Molti bambini migranti e rifugiati in Europa incontrano ostacoli nell'accesso all'istruzione scolastica. Le sfide includono la mancanza di insegnanti sufficientemente preparati, le barriere linguistiche e la povertà.
I bambini nati al di fuori dell'Europa, compresi i bambini rifugiati e migranti, vanno peggio a scuola e hanno maggiori probabilità di abbandonarla presto. Tre agenzie delle Nazioni Unite, l'UNHCR, l'UNICEF e l'OIM, hanno chiesto che si faccia qualcosa al riguardo.
In Europa ci sono circa 83 milioni di bambini in età scolare. Circa uno su 25 è nato al di fuori del blocco, compresi i rifugiati e i migranti appena arrivati.
In Germania ci sono circa 688.000 bambini in età scolare nati in Paesi extraeuropei.

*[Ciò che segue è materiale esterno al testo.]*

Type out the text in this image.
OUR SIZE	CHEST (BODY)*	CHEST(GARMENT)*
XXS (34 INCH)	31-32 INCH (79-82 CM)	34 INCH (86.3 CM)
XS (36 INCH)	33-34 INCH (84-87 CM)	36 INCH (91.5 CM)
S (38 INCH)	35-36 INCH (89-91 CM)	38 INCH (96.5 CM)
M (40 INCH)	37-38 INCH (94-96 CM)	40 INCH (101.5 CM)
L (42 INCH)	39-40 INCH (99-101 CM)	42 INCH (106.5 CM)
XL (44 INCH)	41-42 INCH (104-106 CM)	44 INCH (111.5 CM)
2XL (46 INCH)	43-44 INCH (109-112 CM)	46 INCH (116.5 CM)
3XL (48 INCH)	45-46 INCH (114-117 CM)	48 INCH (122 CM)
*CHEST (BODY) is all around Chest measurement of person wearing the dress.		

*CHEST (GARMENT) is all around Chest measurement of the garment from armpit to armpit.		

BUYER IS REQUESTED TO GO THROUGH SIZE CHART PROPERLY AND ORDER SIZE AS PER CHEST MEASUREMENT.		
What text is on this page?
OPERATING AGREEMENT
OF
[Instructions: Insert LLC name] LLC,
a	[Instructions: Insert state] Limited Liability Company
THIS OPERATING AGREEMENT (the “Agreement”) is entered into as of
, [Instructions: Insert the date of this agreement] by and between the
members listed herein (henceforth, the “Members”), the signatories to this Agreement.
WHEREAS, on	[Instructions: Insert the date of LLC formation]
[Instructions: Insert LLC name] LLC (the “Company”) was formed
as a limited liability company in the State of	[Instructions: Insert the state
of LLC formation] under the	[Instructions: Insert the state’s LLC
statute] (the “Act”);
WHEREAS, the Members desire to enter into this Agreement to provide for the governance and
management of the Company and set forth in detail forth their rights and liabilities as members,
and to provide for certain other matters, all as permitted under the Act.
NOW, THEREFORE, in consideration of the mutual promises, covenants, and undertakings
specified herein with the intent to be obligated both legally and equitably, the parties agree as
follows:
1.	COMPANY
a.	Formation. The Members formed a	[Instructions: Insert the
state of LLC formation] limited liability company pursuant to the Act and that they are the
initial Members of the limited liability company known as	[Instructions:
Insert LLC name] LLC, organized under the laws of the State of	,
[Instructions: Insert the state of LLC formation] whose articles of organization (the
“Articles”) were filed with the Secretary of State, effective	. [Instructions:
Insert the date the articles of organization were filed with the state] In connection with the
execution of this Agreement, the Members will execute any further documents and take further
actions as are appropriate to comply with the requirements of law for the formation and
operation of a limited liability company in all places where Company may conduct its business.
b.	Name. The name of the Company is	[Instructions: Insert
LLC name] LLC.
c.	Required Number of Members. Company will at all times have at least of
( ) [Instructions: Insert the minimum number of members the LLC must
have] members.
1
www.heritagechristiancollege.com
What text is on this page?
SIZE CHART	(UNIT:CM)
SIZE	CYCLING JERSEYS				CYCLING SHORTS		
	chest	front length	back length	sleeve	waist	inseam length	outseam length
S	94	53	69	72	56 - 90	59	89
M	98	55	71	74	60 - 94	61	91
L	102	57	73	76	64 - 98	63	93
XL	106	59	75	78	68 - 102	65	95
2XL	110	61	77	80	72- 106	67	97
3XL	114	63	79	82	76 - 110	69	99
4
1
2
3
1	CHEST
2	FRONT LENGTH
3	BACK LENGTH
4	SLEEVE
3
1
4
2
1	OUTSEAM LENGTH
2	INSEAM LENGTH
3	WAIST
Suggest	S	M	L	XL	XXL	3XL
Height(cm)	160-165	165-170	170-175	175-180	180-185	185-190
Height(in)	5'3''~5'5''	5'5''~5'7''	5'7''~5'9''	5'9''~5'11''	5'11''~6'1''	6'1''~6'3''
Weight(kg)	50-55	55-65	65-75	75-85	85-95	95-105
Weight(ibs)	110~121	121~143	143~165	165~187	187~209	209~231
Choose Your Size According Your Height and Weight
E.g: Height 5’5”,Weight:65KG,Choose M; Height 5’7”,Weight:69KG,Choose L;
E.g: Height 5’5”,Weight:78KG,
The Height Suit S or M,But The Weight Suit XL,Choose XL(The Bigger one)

E qui, come nel resto d'Europa, sono loro a perdere l'istruzione.
Secondo le Nazioni Unite, tutti i Paesi europei interessati dai grandi flussi migratori del 2015-16 si sono impegnati per garantire che i bambini migranti possano andare a scuola. Ma alcuni Paesi stanno facendo meglio di altri nel tentativo di dare ai bambini rifugiati e migranti una possibilità di istruzione pari a quella dei nati in Europa.
Un documento informativo pubblicato questa settimana dall'UNHCR, dall'UNICEF e dall'OIM afferma che è necessario un grande sforzo per portare i bambini migranti e rifugiati a scuola e impedire che abbandonino precocemente gli studi. In tutta Europa, ad eccezione del Regno Unito, l'abbandono scolastico dei bambini extraeuropei è quasi il doppio di quello dei bambini nati in Europa.
Povertà
Secondo le Nazioni Unite, la povertà è uno dei maggiori fattori che contribuiscono alla disparità di accesso all'istruzione. Le ultime statistiche Eurostat del 2013 mostrano che i giovani nati al di fuori dell'UE hanno quasi il doppio delle probabilità di essere poveri rispetto a quelli nati all'interno dell'UE.
I bambini provenienti da contesti migratori e rifugiati tendono a vivere in aree più povere e a frequentare scuole con standard accademici inferiori. È probabile che questo abbia un impatto sul loro rendimento e sulla loro permanenza a scuola.
La mancata frequenza o l'abbandono scolastico hanno effetti a catena per i migranti e i rifugiati, che si ripercuotono sull'occupazione. Secondo il documento delle Nazioni Unite, i giovani nati all'estero hanno molte meno probabilità di essere occupati o di frequentare corsi di istruzione e formazione.
Divario di prestazioni
I bambini migranti e rifugiati incontrano ostacoli alla frequenza scolastica, tra cui la mancanza di denaro, di mezzi di trasporto e la difficoltà di comprendere le complicate procedure amministrative. Ma anche coloro che riescono ad andare a scuola spesso non se la cavano bene. L'ONU suggerisce che questo problema può essere affrontato in diversi modi, tra cui la creazione di un ambiente scolastico favorevole.
Livelli di motivazione più elevati
Le Nazioni Unite affermano che i bambini immigrati possono avere un rendimento scolastico insufficiente all'inizio, ma col tempo migliorano molto, se vengono sostenuti, perché hanno la determinazione di avere successo. Secondo le Nazioni Unite, in particolare nei Paesi Bassi e in Belgio, gli studenti migranti e rifugiati di prima generazione esprimono livelli di motivazione molto più elevati rispetto agli studenti nativi.
Le agenzie delle Nazioni Unite hanno esortato tutti i Paesi europei a dare ai bambini migranti e rifugiati le migliori opportunità di istruzione, con una serie di raccomandazioni. Esse includono:
- Assicurare che ai bambini sia garantito un accesso pieno e paritario all'istruzione secondo la legge, indipendentemente dal loro status di asilo o migrazione.
- Fornire fondi e risorse supplementari per garantire un'istruzione accessibile, di qualità e inclusiva ai bambini rifugiati, richiedenti asilo e migranti.
- Assicurarsi che il clima scolastico favorisca il benessere e l'appartenenza e protegga dal bullismo.
- Creare legami più forti tra le scuole e altri servizi pubblici come la sanità, la protezione dell'infanzia e la protezione sociale, per contribuire ad affrontare gli ostacoli all'iscrizione a scuola e i fattori che contribuiscono all'abbandono precoce.